Naturally, technology is a huge part of the exhibit. Starting with Silicon Valley giants like Apple and Google, it includes an Apple PowerBook 100, a first iPhone and iPod, a Waymo self-driving car and Google Cardboard. But some of the more interesting pieces, like a mould used to make the first Apple earPods in 2001, are less obvious. Keep poking around to find notable gadgets both new and old, like Snapchat Spectacles, the Amazon Kindle and the Atari 2600 complete with a Frogger cartridge.
But like California itself, technology is only a part of the exhibit. Curators Justin McGuirk and Brendan McGetrick broadened its scope to include elements of the countercultural movement and gay rights movements, filmmaking (concept art from “Blade Runner” makes an appearance) and the pastel-saturated graphic design of the 1984 Olympics in Los Angeles.

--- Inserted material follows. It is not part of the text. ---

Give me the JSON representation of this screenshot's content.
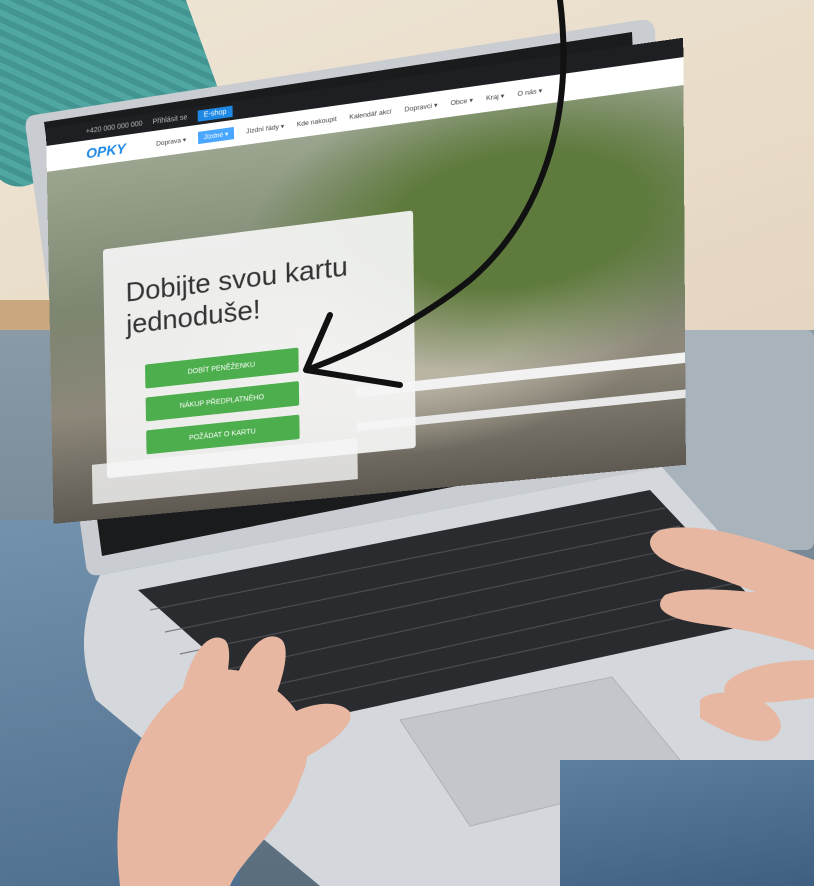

The exhibit makes for an engaging day out at the museum’s sparkling new home in Kensington. As some professional art critics have pointed out, the it spends little time on California’s less-positive design elements, like tangled freeways and suburban sprawl, but as a native Californian, I didn’t really mind.
California: Designing Freedom runs through October 15 at the Design Museum in west London. Entrance to the museum is free, but the exhibit has a £16 admission (about $21 or AU$26) charge for adults. You can prebook or pay when you arrive.